Architecture students at Arapahoe Community College must propose design ideas for the renovation of a Denver libary as a semester project, reports the Denver Post.
“I thought it was a great opportunity for the students to come into contact with a real-world client and have those kinds of connections,” said Greg Houston, the students’ architecture professor at Arapahoe Community College.
In addition to connections with the Denver Public Library and Denver-based Humphries Poli Architects, the firm in charge of the renovation designs for the Ross-Barnum branch, the students were also helping to forge an important connection with the University of Colorado Denver, which has recently announced its own architecture degree program.
“It is our hope that we develop an alignment between the community college courses and what they’re offering and what we are wanting this bachelor’s of science to be,” associate professor Phillip Gallegos of CU Denver’s architecture and planning school said.
An Arapahoe graduation, Houston struggled when he transferred to University of Colorado. “I want to make sure that students who apply and are accepted are better prepared,” he told the Post.

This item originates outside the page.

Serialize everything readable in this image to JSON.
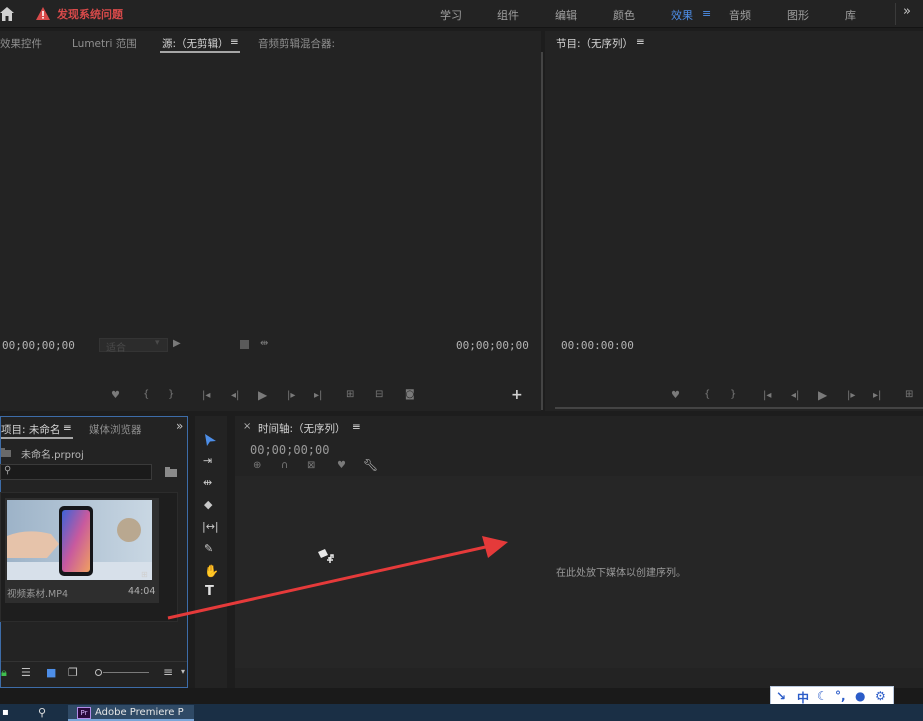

ACC students presented their design ideas for the branch library on Nov. 14. “I think there are some things that we can incorporate into the modest renovation we will be doing,” said Susan Kotarba, director of public services for Denver Public Library, who was at the presentation as a judge. “There were really some very exceptional ideas.”
North Carolina community colleges have consolidated “green” jobs’ programs, creating stackable credentials that let students move easily between jobs and advanced schooling, reports Inside Higher Ed.
Using employer feedback on core skills and competencies, the 58-college system created 47 new courses, revised 219 and dropped 92.
“Our goal was not to create one-off programs” at individual campuses, said Scott Ralls, the system’s president. “It’s a curriculum that cuts across 58 colleges.”
. . . The program, named the Code Green Super Curriculum Improvement Project, affects academic areas related to building, energy, environment, transportation and engineering technology. More than 80 curriculum standards were consolidated into 32 revised ones, based on “career clusters” like architecture and construction technology (see box).
In many cases, students can earn an industry-recognized certificate with 12 to 18 credits, find a job and return later to any community college in the state to work toward a higher-level certificate or degree.
In addition to technical courses, the new energy credentials include “employability competencies,” such as working in teams.